Look no further than 2012 GOP nominee Mitt Romney's trip to London in the summer of 2012. There were a handful of gaffes during the trip, including a blind quote from an adviser who accused President Obama of not understanding the "Anglo-Saxon heritage" the U.S. and Europe share, seeming to forget the name of Labour Party leader Ed Miliband and accidentally revealing a secret meeting with Britain's MI6 intelligence agency.

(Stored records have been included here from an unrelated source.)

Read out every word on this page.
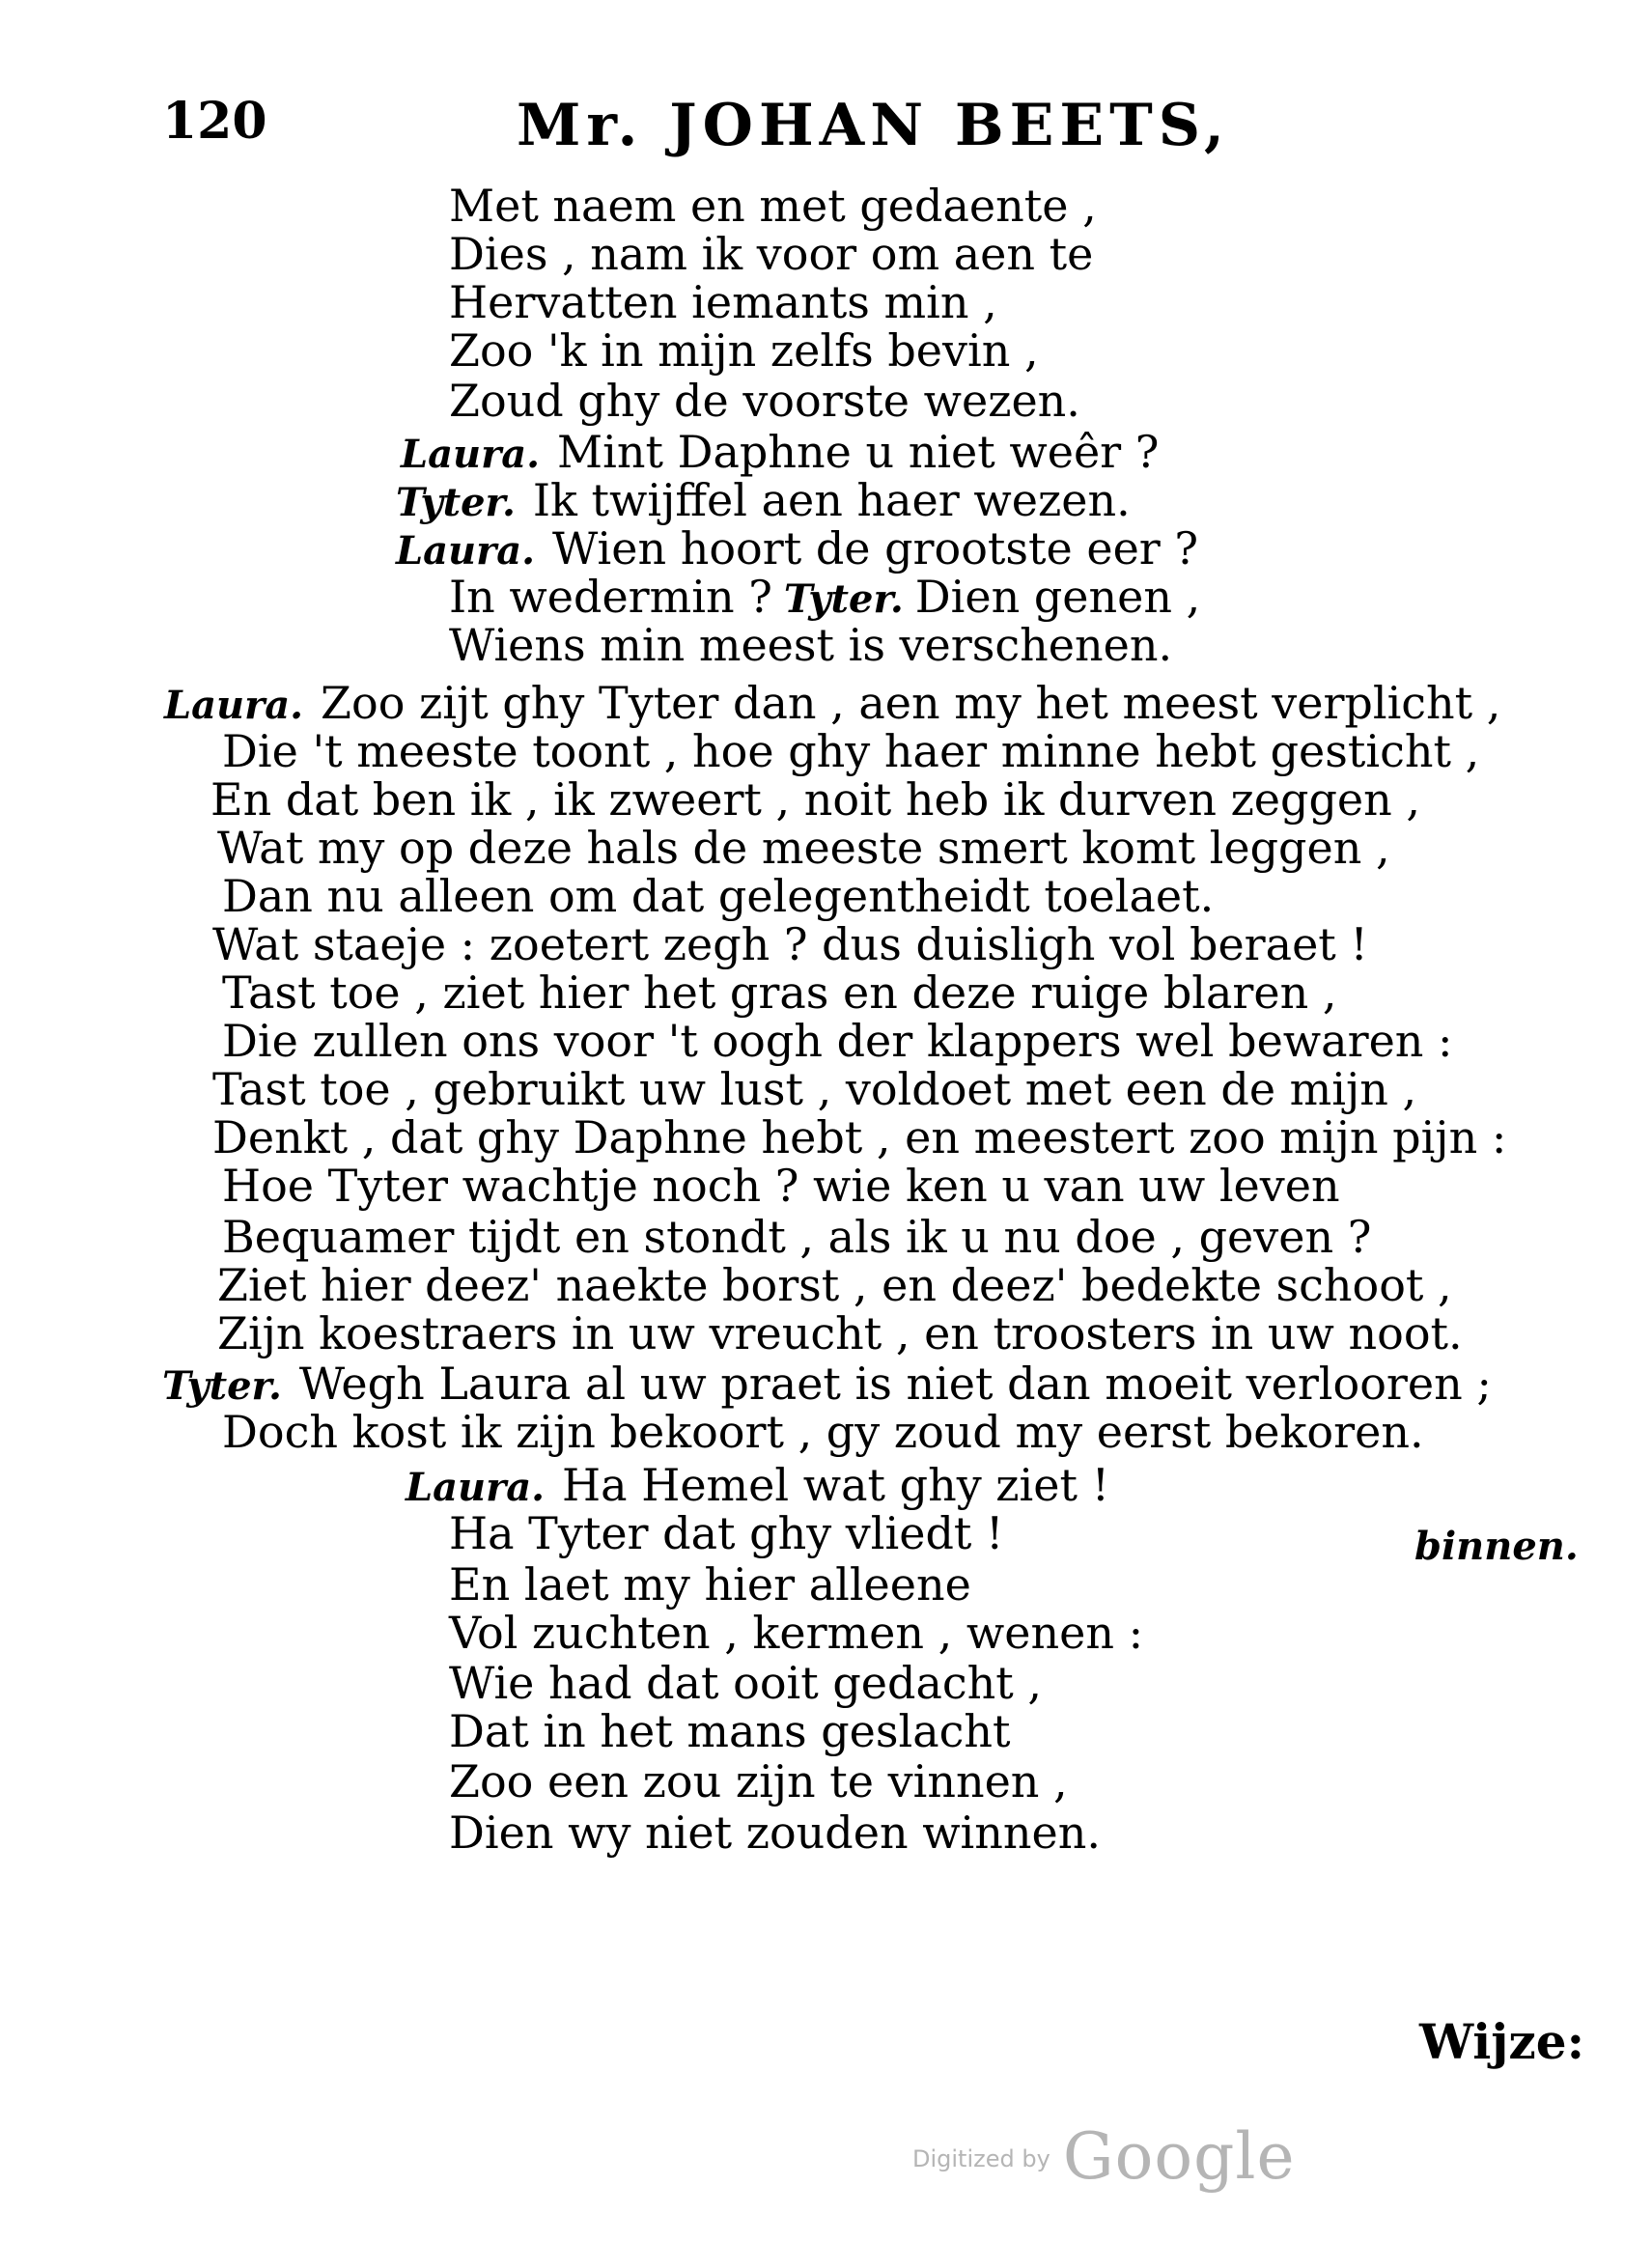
120	Mr. JOHAN BEETS,
Met naem en met gedaente ,
Dies , nam ik voor om aen te
Hervatten iemants min ,
Zoo 'k in mijn zelfs bevin ,
Zoud ghy de voorste wezen.
Laura. Mint Daphne u niet weêr ?
Tyter. Ik twijffel aen haer wezen.
Laura. Wien hoort de grootste eer ?
In wedermin ? Tyter. Dien genen ,
Wiens min meest is verschenen.
Laura. Zoo zijt ghy Tyter dan , aen my het meest verplicht ,
Die 't meeste toont , hoe ghy haer minne hebt gesticht ,
En dat ben ik , ik zweert , noit heb ik durven zeggen ,
Wat my op deze hals de meeste smert komt leggen ,
Dan nu alleen om dat gelegentheidt toelaet.
Wat staeje : zoetert zegh ? dus duisligh vol beraet !
Tast toe , ziet hier het gras en deze ruige blaren ,
Die zullen ons voor 't oogh der klappers wel bewaren :
Tast toe , gebruikt uw lust , voldoet met een de mijn ,
Denkt , dat ghy Daphne hebt , en meestert zoo mijn pijn :
Hoe Tyter wachtje noch ? wie ken u van uw leven
Bequamer tijdt en stondt , als ik u nu doe , geven ?
Ziet hier deez' naekte borst , en deez' bedekte schoot ,
Zijn koestraers in uw vreucht , en troosters in uw noot.
Tyter. Wegh Laura al uw praet is niet dan moeit verlooren ;
Doch kost ik zijn bekoort , gy zoud my eerst bekoren.
Laura. Ha Hemel wat ghy ziet !
Ha Tyter dat ghy vliedt !
En laet my hier alleene
Vol zuchten , kermen , wenen :
Wie had dat ooit gedacht ,
Dat in het mans geslacht
Zoo een zou zijn te vinnen ,
Dien wy niet zouden winnen.
binnen.
Wijze:
Digitized by Google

But Romney's time in London is perhaps best remembered for an interview he gave to NBC in which he said there were "disconcerting" signs in the preparations 2012 Olympics.}
That resulted in British Prime Minister David Cameron and London Mayor Boris Johnson taking some thinly-veiled shots at Romney over the comments, including suggesting that Romney had an easier time overseeing the 2002 Olympics in Salt Lake City because they were in "the middle of nowhere."
The rest of his trip, which included a stop in Poland, was far from a success.
Christie, like Romney, learned the hard way that the press exposure on a foreign trip cuts both ways. Jindal's headlines came from his planned speech, in which he said that Muslim immigrants have created "no-go zones" in parts of Europe where they rule by Sharia law rather than the laws of the country in which they live. A day before the speech, the city of Paris announced it would sue Fox News after the network aired similar remarks from an on-air commentator, though Jindal did not back down from the claims.
So when Walker - who is the GOP's rising star at the moment - lands in London tomorrow, he'll have to weigh the experiences of his predecessors and ask himself this: Are negative headlines really better than no headlines at all?
For the time being, he is playing it safe: the majority of the trip will take place behind closed doors and his staff is stressing the fact that it's a business trip, not a photo op. But he has at least one event open to the media: a speech entitled, "Building Global Partnerships for Stronger Local Economies" at the Chatham House on Wednesday.